In quella che è stata definita l’era della comunicazione totale, in cui ogni informazione si propaga a una velocità incontrollabile e il rischio che si distorca è elevato, non è possibile relegare questi problemi a mera forma. Che si tratti anche e soprattutto di sostanza lo dimostrano gli effetti a cascata delle comunicazioni gestite male – e quelli della quotidiana conferenza stampa della Protezione civile sono ormai noti e affrontati da più parti: virologi, statisti ed esperti di comunicazione.
Da chi propone di adottare la strategia del campione statistico, come i due ex presidenti dell’Istituto di Statistica italiana Giorgio Alleva e Alberto Zuliani, a chi suggerisce di non fornire i numeri quotidianamente ma piuttosto ogni cinque giorni, come il Presidente della Regione Lombardia Attilio Fontana, passando per chi sottolinea l’urgenza di avere un umanista che legga i dati, un comunicatore che sia in grado di raccontare i numeri spiegandoli e fornendo un contesto, sono ormai molti a mettere in discussione la veridicità del quadro che emerge da numeri raccolti in modo disomogeneo e impreciso.

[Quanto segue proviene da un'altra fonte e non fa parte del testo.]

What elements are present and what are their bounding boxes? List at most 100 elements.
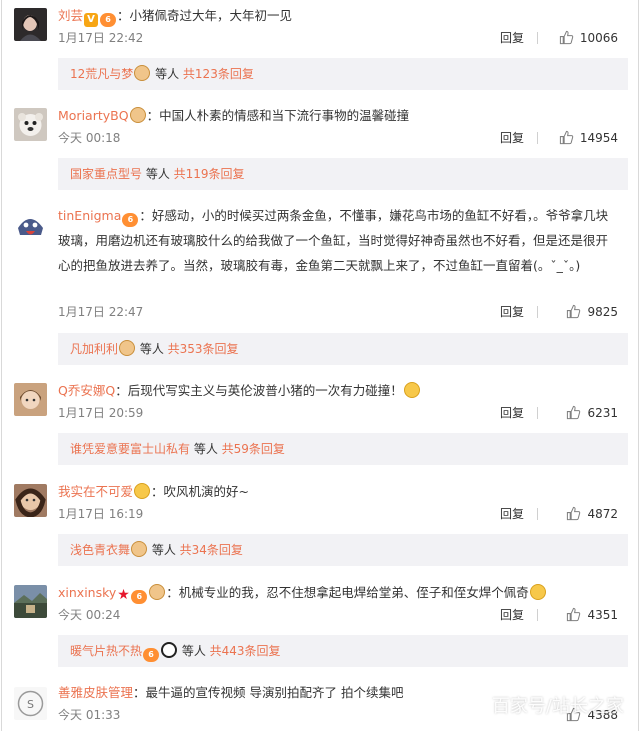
avatar[interactable] — [14, 484, 47, 517]
like-count: 9825 — [587, 305, 618, 319]
divider — [537, 609, 538, 621]
reply-preview[interactable]: 谁凭爱意要富士山私有 等人 共59条回复 — [58, 433, 628, 465]
more-replies-link[interactable]: 共119条回复 — [174, 167, 245, 181]
more-replies-link[interactable]: 共353条回复 — [168, 342, 239, 356]
fan-badge-icon — [149, 584, 166, 600]
comment-text: ：中国人朴素的情感和当下流行事物的温馨碰撞 — [146, 108, 410, 123]
cat-emoji-icon — [134, 483, 151, 499]
reply-button[interactable]: 回复 — [500, 28, 524, 48]
reply-username[interactable]: 浅色青衣舞 — [70, 543, 130, 557]
comment-username[interactable]: 刘芸 — [58, 8, 83, 23]
reply-username[interactable]: 国家重点型号 — [70, 167, 142, 181]
like-button[interactable]: 4351 — [566, 605, 618, 625]
like-button[interactable]: 4872 — [566, 504, 618, 524]
reply-mid-text: 等人 — [136, 342, 168, 356]
like-count: 6231 — [587, 406, 618, 420]
like-button[interactable]: 6231 — [566, 403, 618, 423]
fan-badge-icon — [119, 340, 136, 356]
thumbs-up-icon — [567, 607, 581, 622]
like-button[interactable]: 9825 — [566, 302, 618, 322]
avatar[interactable] — [14, 8, 47, 41]
level-badge-icon[interactable]: 6 — [100, 13, 117, 27]
comment-time: 1月17日 22:42 — [58, 31, 144, 45]
reply-mid-text: 等人 — [148, 543, 180, 557]
reply-preview[interactable]: 浅色青衣舞 等人 共34条回复 — [58, 534, 628, 566]
reply-username[interactable]: 12荒凡与梦 — [70, 67, 133, 81]
comment-username[interactable]: MoriartyBQ — [58, 108, 129, 123]
more-replies-link[interactable]: 共443条回复 — [210, 644, 281, 658]
reply-button[interactable]: 回复 — [500, 302, 524, 322]
divider — [537, 32, 538, 44]
avatar[interactable] — [14, 208, 47, 241]
thumbs-up-icon — [559, 30, 574, 45]
comment-time: 1月17日 22:47 — [58, 305, 144, 319]
like-count: 14954 — [579, 131, 618, 145]
reply-mid-text: 等人 — [142, 167, 174, 181]
more-replies-link[interactable]: 共59条回复 — [222, 442, 285, 456]
reply-preview[interactable]: 暖气片热不热 6 等人 共443条回复 — [58, 635, 628, 667]
divider — [537, 306, 538, 318]
comment-username[interactable]: Q乔安娜Q — [58, 383, 115, 398]
avatar[interactable] — [14, 108, 47, 141]
reply-button[interactable]: 回复 — [500, 504, 524, 524]
like-count: 4872 — [587, 507, 618, 521]
comment-username[interactable]: 善雅皮肤管理 — [58, 685, 133, 700]
vip-badge-icon[interactable]: V — [84, 13, 99, 27]
fan-badge-icon — [131, 541, 148, 557]
level-badge-icon[interactable]: 6 — [122, 213, 139, 227]
comment-username[interactable]: 我实在不可爱 — [58, 484, 133, 499]
divider — [537, 132, 538, 144]
avatar[interactable] — [14, 383, 47, 416]
comment-time: 1月17日 20:59 — [58, 406, 144, 420]
thumbs-up-icon — [567, 506, 581, 521]
more-replies-link[interactable]: 共123条回复 — [183, 67, 254, 81]
grin-emoji-icon — [529, 584, 546, 600]
comment-feed: 刘芸 V 6 ：小猪佩奇过大年，大年初一见 1月17日 22:42 回复 10066 … — [1, 0, 639, 731]
reply-username[interactable]: 凡加利利 — [70, 342, 118, 356]
fan-badge-icon — [129, 107, 146, 123]
reply-mid-text: 等人 — [151, 67, 183, 81]
like-count: 10066 — [579, 31, 618, 45]
like-count: 4351 — [587, 608, 618, 622]
like-button[interactable]: 14954 — [559, 128, 618, 148]
level-badge-icon[interactable]: 6 — [131, 590, 148, 604]
divider — [537, 508, 538, 520]
more-replies-link[interactable]: 共34条回复 — [180, 543, 243, 557]
reply-username[interactable]: 暖气片热不热 — [70, 644, 142, 658]
thumbs-up-icon — [567, 304, 581, 319]
comment-text: ：后现代写实主义与英伦波普小猪的一次有力碰撞！ — [115, 383, 403, 398]
reply-button[interactable]: 回复 — [500, 128, 524, 148]
comment-time: 1月17日 16:19 — [58, 507, 144, 521]
reply-mid-text: 等人 — [178, 644, 210, 658]
comment-time: 今天 00:18 — [58, 131, 121, 145]
comment-text: ：小猪佩奇过大年，大年初一见 — [117, 8, 293, 23]
thumbs-up-icon — [567, 405, 581, 420]
thumbs-up-icon — [559, 130, 574, 145]
reply-mid-text: 等人 — [190, 442, 222, 456]
like-button[interactable]: 10066 — [559, 28, 618, 48]
panda-emoji-icon — [161, 642, 178, 658]
comment-username[interactable]: tinEnigma — [58, 208, 121, 223]
reply-preview[interactable]: 12荒凡与梦 等人 共123条回复 — [58, 58, 628, 90]
comment-username[interactable]: xinxinsky — [58, 585, 116, 600]
avatar[interactable]: S — [14, 687, 47, 720]
reply-preview[interactable]: 凡加利利 等人 共353条回复 — [58, 333, 628, 365]
comment-time: 今天 00:24 — [58, 608, 121, 622]
comment-text: ：吹风机演的好~ — [151, 484, 249, 499]
comment-time: 今天 01:33 — [58, 708, 121, 722]
svg-text:S: S — [27, 698, 34, 711]
divider — [537, 407, 538, 419]
avatar[interactable] — [14, 585, 47, 618]
reply-username[interactable]: 谁凭爱意要富士山私有 — [70, 442, 190, 456]
reply-button[interactable]: 回复 — [500, 403, 524, 423]
reply-button[interactable]: 回复 — [500, 605, 524, 625]
comment-text: ：最牛逼的宣传视频 导演别拍配齐了 拍个续集吧 — [133, 685, 404, 700]
level-badge-icon[interactable]: 6 — [143, 648, 160, 662]
reply-preview[interactable]: 国家重点型号 等人 共119条回复 — [58, 158, 628, 190]
comment-text: ：机械专业的我，忍不住想拿起电焊给堂弟、侄子和侄女焊个佩奇 — [166, 585, 529, 600]
star-badge-icon: ★ — [117, 587, 130, 603]
comment-text: ：好感动，小的时候买过两条金鱼，不懂事，嫌花鸟市场的鱼缸不好看，。爷爷拿几块玻璃… — [58, 208, 609, 273]
watermark: 百家号/站长之家 — [491, 696, 624, 717]
fan-badge-icon — [134, 65, 151, 81]
glasses-emoji-icon — [403, 382, 420, 398]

Non si tratta di filosofia, ma di vita reale: i numeri che vengono snocciolati ogni giorno alle 18 sono gli stessi che poi finiscono nei titoli dei quotidiani, che vengono ampiamente commentati nei talk show televisivi, che creano o alleviano il senso di panico diffuso che attanaglia il Paese. Una comunicazione schizofrenica e incompleta genera reazioni altrettanto contraddittorie e i dati, che dovrebbero fare da bussola in un mare di interrogativi, finiscono per assomigliare ad un banco di nebbia.
Com’è possibile che il tasso di mortalità vari – a volte in maniera significativa – da regione a regione? Il picco è stato raggiunto o no? Quanti sono i reali casi di contagio? Come ha rilevato l’esperto di comunicazione Valerio Bassan con una citazione, non tutto quello che si può contare conta, e non tutto quello che conta si può contare. Già, perché se i numeri variano così tanto è perché ogni regione ha adottato un proprio criterio per fare i tamponi, e se il numero dei positivi è diverso dal numero complessivo dei contagiati è perché si tratta di due dati diversi – il primo si riferisce solo all’aumento delle persone positive in un dato giorno ed esclude i guariti e i morti, mentre il secondo indica il totale tra i nuovi casi positivi, i decessi e le guarigioni.
Che fare, dunque? Raccontare i dati e non semplicemente annunciarli, contestualizzare i numeri e non semplicemente leggerli – seguendo l’esempio di chi questo sforzo prova a farlo quotidianamente, anche dal basso. In assenza di una politica dei tamponi uniforme in tutto il territorio nazionale e di criteri univoci per conteggiare i morti, i dati da soli non bastano a restituire un quadro completo della realtà. E se siamo tutti d’accordo che divulgarli quotidianamente sia importante, siamo altrettanto concordi nel dire che se quei numeri stanno alla base non solo degli umori delle persone, ma anche delle valutazioni politiche che portano all’emanazione delle ordinanze e dei decreti che decidono le sorti del Paese, devono necessariamente essere comunicati in modo diverso.